On September 2, 1993, at 1:58 p.m., WRGB telecast the first commercials ever aired from a hard-drive storage system by any television station. This commercial break came directly out of a computer with no videotape involved. On October 11, 1994, WRGB eliminated the use of videotape in playing commercials on the air and began full-time use of computer hard disks for airing all commercials, public service announcements, and promotion spots.
Recognized as the country's pioneer television station, and according to some, the longest continually operating television station in the world, WRGB serves the Albany/Schenectady/Troy market. Its service area in New York and New England has grown to over a million television households in five northeast states.

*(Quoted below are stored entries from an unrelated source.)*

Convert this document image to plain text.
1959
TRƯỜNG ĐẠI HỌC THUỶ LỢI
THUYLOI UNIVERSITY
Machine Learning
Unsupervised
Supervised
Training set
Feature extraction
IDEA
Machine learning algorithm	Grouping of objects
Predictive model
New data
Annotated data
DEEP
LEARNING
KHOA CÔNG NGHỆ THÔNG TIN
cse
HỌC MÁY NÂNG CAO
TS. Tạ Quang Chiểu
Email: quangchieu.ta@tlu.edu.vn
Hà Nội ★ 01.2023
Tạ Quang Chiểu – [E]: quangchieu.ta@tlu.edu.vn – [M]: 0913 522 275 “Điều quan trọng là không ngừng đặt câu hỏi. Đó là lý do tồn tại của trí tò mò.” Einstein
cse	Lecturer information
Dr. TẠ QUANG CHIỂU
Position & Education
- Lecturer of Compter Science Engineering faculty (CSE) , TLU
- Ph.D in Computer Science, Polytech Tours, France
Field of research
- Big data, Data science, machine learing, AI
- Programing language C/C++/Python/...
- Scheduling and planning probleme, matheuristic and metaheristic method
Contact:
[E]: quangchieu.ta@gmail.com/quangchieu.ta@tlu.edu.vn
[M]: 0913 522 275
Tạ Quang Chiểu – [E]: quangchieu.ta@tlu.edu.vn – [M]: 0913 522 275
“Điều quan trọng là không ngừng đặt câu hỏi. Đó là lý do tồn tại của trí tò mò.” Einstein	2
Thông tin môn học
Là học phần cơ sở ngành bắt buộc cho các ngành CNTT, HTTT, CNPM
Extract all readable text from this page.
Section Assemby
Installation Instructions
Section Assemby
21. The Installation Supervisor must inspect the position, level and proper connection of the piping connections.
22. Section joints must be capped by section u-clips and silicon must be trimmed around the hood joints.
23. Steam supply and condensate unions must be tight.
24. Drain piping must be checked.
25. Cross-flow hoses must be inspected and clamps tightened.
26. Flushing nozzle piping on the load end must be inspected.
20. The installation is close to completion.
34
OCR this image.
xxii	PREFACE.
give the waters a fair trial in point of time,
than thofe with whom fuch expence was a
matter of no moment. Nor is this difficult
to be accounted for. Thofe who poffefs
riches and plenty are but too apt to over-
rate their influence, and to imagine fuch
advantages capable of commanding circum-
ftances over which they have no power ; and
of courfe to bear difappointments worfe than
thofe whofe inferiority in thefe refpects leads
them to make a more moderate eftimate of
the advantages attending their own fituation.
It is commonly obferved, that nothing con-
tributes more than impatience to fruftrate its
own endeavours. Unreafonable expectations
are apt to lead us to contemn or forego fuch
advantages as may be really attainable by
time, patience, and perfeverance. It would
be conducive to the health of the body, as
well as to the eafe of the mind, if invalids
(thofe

Beginning in a small 12-foot square studio in 1928, WRGB is now housed in a 50,000 square foot communications complex, the largest television facility between New York City and Montreal.
Our founder, Ernst Alexanderson lived to see much of WRGB's success, he died in 1975 at the age of 97. From the smoking cigarette in that first telecast, to men hitting golf balls on the moon; from Milton Berle and "Bonanza" to microwaves, satellites, and worldwide instant communication -- Alexanderson was here for it all -- and thanks to him, so was WRGB.
That pioneering spirit and commitment to be the best have been historic WRGB traditions for over sixty years. Today, those accomplishments are the hallmarks we compare with tomorrow's vision. WRGB will continue to provide new and unique services for our time and the decades beyond.
At New York City's Plaza Hotel, on February 24, 1987, the broadcast pioneers honored WRGB's 60th Anniversary with an industry attended banquet and awarded the station the highly coveted Golden Mike Award. The first time ever for any television station. The award stated, "We honor WRGB for your pioneering work as the first television station and for distinguished contributions to the Art of Broadcasting and in recognition of dedicated adherence to quality, integrity, and responsibility in programming and management." The speaker at the banquet was CBS anchorman, Dan Rather. The event honored the scores of men and women employees who over the past 60 years made WRGB one of America's great television stations.
During the banquet, President Ronald Reagan stated, "As the first television station in the United States, WRGB was a pioneer in the truest sense of the word...the history of this station is truly the history of television."